What does this mean for sensors going forward?

While such an attack is unlikely to be used by hackers due to the extreme difficulty involved in recovering data from the ambient light sensor and playing a specific video file, it does demonstrate that attacks against sensors are more than possible. As such, engineers should always treat any sensing-capable component as a potential weak point and put in measures to prevent its misuse.
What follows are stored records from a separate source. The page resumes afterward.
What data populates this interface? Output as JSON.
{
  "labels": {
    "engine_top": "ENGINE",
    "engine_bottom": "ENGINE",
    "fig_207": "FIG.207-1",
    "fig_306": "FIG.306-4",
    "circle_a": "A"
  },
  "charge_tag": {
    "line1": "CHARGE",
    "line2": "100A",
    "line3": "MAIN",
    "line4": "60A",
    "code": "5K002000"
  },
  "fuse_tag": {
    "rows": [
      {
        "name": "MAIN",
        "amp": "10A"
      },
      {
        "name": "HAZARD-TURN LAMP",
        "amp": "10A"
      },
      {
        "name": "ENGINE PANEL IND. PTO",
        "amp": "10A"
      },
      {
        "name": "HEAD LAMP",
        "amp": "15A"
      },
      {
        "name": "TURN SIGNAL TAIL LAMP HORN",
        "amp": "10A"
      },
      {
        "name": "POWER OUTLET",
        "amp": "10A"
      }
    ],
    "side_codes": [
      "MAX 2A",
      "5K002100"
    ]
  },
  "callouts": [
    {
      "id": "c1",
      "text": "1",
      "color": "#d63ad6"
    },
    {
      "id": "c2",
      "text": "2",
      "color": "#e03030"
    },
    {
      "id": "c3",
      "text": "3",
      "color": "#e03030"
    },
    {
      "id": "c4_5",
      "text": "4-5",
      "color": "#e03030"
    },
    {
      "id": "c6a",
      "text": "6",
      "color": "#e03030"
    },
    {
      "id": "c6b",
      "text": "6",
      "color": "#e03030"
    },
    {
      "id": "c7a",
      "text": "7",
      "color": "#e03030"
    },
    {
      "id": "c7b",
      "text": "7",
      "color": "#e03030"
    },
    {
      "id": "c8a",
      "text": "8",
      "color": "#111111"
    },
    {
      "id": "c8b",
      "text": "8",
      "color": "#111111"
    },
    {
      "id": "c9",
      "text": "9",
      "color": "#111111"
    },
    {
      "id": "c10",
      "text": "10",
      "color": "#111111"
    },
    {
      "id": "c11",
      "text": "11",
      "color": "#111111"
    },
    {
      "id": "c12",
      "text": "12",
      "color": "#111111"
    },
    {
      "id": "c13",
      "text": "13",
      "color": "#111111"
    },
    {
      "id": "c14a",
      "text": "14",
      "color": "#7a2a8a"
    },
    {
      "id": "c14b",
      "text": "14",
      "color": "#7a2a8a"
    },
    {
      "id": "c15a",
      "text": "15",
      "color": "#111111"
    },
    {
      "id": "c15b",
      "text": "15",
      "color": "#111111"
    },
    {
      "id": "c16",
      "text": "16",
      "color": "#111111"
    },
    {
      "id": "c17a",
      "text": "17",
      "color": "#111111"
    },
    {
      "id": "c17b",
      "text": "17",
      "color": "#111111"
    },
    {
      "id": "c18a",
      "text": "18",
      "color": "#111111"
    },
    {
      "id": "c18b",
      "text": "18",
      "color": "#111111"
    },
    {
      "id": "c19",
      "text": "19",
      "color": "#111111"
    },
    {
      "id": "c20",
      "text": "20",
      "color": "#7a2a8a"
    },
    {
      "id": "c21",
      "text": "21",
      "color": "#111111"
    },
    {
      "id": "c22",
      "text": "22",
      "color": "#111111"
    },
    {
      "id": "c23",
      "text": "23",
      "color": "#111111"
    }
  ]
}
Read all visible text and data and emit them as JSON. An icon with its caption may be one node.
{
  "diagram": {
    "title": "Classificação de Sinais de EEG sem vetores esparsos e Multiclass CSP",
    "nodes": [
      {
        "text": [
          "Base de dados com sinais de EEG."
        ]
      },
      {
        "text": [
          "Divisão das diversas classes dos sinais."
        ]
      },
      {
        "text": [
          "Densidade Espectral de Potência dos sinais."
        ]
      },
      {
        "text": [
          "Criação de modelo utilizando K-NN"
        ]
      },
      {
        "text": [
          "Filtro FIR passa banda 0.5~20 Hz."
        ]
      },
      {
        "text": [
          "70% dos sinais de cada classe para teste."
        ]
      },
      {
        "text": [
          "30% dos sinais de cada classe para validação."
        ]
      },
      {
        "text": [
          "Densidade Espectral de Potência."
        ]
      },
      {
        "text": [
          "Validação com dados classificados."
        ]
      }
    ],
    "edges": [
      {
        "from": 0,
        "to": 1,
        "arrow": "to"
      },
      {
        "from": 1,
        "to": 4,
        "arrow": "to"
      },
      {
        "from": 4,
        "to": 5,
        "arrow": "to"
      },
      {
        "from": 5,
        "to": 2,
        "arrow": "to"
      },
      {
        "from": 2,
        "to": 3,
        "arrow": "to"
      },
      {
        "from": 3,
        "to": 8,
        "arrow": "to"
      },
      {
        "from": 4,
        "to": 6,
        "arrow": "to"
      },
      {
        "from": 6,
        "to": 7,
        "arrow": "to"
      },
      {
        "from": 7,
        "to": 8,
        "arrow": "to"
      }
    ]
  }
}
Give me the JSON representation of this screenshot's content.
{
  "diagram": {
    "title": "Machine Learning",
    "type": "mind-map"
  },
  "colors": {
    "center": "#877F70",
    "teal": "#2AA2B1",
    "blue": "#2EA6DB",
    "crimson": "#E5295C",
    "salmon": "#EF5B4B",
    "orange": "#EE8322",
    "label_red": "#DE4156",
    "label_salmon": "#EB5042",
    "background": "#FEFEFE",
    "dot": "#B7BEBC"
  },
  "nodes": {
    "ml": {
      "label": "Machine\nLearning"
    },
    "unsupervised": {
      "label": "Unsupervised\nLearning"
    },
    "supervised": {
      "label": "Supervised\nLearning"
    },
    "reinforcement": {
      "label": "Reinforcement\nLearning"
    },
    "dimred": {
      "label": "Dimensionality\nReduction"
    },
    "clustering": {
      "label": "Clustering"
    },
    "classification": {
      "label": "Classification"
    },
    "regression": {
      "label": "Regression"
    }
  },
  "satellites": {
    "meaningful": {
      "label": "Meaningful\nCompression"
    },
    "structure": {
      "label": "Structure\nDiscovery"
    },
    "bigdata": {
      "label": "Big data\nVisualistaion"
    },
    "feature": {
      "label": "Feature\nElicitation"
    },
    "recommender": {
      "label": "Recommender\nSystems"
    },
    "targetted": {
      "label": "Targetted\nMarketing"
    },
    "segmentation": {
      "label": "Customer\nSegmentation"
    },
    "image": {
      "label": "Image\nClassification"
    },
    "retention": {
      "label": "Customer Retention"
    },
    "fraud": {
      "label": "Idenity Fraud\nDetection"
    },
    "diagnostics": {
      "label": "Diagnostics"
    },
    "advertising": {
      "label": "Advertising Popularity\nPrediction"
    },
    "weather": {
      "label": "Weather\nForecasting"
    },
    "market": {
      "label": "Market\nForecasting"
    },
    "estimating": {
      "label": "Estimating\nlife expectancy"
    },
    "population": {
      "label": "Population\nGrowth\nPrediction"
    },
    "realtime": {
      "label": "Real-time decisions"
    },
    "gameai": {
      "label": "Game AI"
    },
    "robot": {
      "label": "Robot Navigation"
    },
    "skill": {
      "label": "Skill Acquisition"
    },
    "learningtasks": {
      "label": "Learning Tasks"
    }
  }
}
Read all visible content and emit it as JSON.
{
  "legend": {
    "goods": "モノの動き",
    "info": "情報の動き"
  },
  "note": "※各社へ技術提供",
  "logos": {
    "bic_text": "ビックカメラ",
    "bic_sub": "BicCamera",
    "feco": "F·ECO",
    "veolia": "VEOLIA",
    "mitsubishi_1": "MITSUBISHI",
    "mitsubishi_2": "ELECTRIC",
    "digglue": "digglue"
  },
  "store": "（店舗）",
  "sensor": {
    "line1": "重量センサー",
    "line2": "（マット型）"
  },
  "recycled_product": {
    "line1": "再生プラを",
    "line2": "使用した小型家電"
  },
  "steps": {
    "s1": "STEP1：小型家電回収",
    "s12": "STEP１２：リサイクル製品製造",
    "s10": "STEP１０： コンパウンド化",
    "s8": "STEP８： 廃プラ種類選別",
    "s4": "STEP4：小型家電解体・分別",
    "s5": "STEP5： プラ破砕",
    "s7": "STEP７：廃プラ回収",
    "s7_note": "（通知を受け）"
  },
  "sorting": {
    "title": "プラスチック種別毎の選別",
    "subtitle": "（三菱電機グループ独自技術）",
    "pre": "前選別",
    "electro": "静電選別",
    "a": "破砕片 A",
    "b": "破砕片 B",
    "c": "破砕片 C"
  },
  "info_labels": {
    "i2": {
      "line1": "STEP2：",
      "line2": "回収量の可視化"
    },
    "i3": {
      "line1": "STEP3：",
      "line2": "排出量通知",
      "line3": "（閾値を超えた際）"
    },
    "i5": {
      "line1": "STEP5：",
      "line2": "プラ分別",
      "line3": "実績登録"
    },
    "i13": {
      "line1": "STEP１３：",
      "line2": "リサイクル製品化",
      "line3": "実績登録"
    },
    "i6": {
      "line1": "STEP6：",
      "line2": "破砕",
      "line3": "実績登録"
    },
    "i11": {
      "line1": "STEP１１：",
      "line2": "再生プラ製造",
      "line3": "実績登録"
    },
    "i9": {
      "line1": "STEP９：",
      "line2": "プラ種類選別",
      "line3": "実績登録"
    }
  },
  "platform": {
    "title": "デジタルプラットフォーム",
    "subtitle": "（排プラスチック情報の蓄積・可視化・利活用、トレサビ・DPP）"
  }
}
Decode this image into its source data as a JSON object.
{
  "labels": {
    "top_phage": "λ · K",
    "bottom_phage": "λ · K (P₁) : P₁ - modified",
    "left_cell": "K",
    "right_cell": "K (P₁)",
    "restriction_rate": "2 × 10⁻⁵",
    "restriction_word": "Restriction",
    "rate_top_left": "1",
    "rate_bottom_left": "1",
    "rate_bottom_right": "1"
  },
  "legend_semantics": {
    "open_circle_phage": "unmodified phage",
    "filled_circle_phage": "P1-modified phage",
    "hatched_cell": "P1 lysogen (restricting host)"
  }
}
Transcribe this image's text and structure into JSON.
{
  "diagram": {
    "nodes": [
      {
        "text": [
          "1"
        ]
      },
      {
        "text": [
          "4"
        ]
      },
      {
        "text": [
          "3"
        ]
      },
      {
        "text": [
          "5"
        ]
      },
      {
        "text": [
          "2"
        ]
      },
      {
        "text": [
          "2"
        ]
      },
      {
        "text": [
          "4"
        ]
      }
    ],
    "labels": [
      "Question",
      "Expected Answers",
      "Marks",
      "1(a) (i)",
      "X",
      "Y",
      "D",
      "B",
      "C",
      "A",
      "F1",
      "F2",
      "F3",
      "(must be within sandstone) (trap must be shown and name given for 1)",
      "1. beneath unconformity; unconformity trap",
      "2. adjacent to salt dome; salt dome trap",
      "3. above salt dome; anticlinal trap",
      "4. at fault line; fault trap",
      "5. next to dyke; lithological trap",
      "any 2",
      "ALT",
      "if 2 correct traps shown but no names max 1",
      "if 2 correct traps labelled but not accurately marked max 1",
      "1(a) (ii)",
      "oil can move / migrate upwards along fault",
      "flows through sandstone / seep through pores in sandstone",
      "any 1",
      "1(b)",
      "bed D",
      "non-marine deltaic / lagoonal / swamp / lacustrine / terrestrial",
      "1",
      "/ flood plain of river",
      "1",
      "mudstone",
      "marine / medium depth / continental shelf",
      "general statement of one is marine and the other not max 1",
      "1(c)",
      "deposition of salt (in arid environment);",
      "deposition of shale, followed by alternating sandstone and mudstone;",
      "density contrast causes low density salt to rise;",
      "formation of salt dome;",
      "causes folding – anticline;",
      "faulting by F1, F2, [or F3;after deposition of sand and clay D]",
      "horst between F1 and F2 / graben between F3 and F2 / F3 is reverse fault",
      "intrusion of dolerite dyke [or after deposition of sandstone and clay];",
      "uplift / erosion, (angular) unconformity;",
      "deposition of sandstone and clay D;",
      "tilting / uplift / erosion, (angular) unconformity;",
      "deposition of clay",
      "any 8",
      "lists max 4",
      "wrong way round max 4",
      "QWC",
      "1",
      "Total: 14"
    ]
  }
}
For example, ambient light sensors on phones, tablets, and TVs should have a refresh rate limitation in hardware that prevents rapid access to the sensor (this could be achieved with a sample and hold circuit and oscillator). In the case of humidity and temperature sensors, these should also have hardware limitations to prevent rapid sensing as well as restrict what processes can access those sensors.

Overall, what the researchers demonstrated shows how even the most basic sensor can be used to invade privacy, and considering how attacks are becoming ever more complex, it won't be long before attacks against these common sensors become commonplace.